Its a good laugh if you want a harmless revenge film with little more than the necessary amount of substance than the dry script requires, or you may enjoy it if you are aged between 12-17 and haven't found your niche in life yet. Rest assured teens, The Crow will answer none of your questions but will only fill you with new ones such as:
Wouldn't it have been nice if poor Eric Draven had only stayed dead?
Alone, Draven takes on the entire criminal organization of crime lord Top Dollar, whose gang killed him once. And it is easy, since Draven is already dead and can't be hurt. He is indestructible and invincible. Until Top Dollar figures out that it is the raven that gives Draven his superhuman powers.
Not a very entertaining story, since it doesn't get any suspense until the final ten minutes, and barely then either. Draven, with his powers, is simply to powerful. There is no threat to him. What it is is an action packed dark story. The scenery is very dark, it is always raining and the Gothic influence is heavy. Visually it is interesting, but not very good either.
Had Draven been vulnerable somehow, this could have been really good. Now, ironically, it is mostly known and interesting since lead actor Brandon Lee died in an accident while filming it. Had the accident never occurred, I believe this movie would have been forgotten long ago.
I feel that it is a movie one should have seen. But it wasn't very memorable, unfortunately.
What it is: a comic-genre film - and like most film versions of dark comics, it is enslaved to rain and shadows, candlelight and eyeliner aesthetics, pseudo-intellectualism and faux-poetic moments.

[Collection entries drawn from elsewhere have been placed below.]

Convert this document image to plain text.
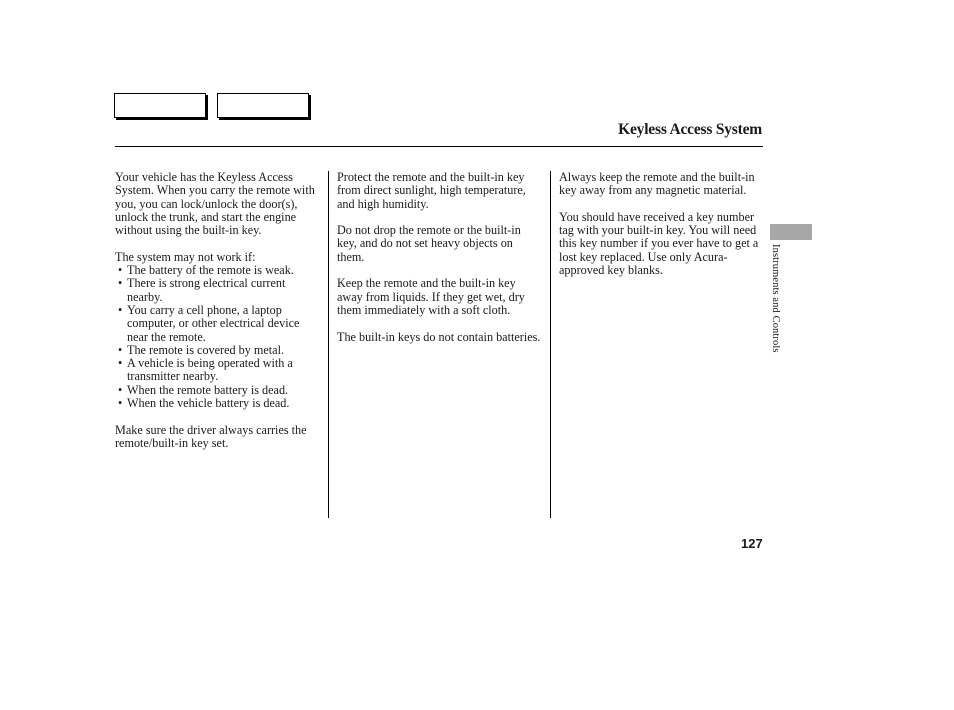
Keyless Access System

Your vehicle has the Keyless Access System. When you carry the remote with you, you can lock/unlock the door(s), unlock the trunk, and start the engine without using the built-in key.

The system may not work if:

• The battery of the remote is weak.
• There is strong electrical current nearby.
• You carry a cell phone, a laptop computer, or other electrical device near the remote.
• The remote is covered by metal.
• A vehicle is being operated with a transmitter nearby.
• When the remote battery is dead.
• When the vehicle battery is dead.

Make sure the driver always carries the remote/built-in key set.

Protect the remote and the built-in key from direct sunlight, high temperature, and high humidity.

Do not drop the remote or the built-in key, and do not set heavy objects on them.

Keep the remote and the built-in key away from liquids. If they get wet, dry them immediately with a soft cloth.

The built-in keys do not contain batteries.

Always keep the remote and the built-in key away from any magnetic material.

You should have received a key number tag with your built-in key. You will need this key number if you ever have to get a lost key replaced. Use only Acura-approved key blanks.	Instruments and Controls
127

It suffers greatly from an unbelievable premise (murderous super bad guys run wild in the streets, doing their will) and mind-numbingly dense dialog.
I watched this movie just recently for the first time - and had to check all the background material on it because I just couldn't believe it was actually shot in the nineties - it is an eighties movie in every way shape and form, hearkening back to the days of the early Cure, Bauhaus, Souxsie and the Banshees, etc.
The acting is flat all around (Brandon Lee spends the entire movie with his chin on his chest, glaring menacingly from underneath his furrowed brow) and what little there is of character is two-dimensional - a comic book view of the world, juvenile and meaningless, trying desperately to be "deep".
If Brandon Lee hadn't died during production, this film would be regarded as nothing more than an amusing goth fantasy - and not the goth cult classic it seems to have become. I guess I understand some people's emotional attachment to it, but back when I was being goth and under the influence of nihilist aesthetics, my friends and I read Baudelaire, Sartre and Dostoevsky. To us, a film like this would be as intellectually an emotionally fulfilling as the popcorn you might eat while watching it.
The "best movie ever"? Sorry. No.
Alex Proyas (as he also showed with Dark City) has a visual knack for creating a dark world, and the world of the Crow is Detroit, but it could be anywhere.......The villains are never too OTT and the poignant moments between Sarah and Eric are handled well.
The real stand out for me though, is Brandon Lee's performance, and it still fills me with sadness to know, that his breakout role, was his last.
RIP Brandon...The Crow is a fitting epitaph for you.
If you haven't watched it yet, go to the video shop NOW and rent it immediately!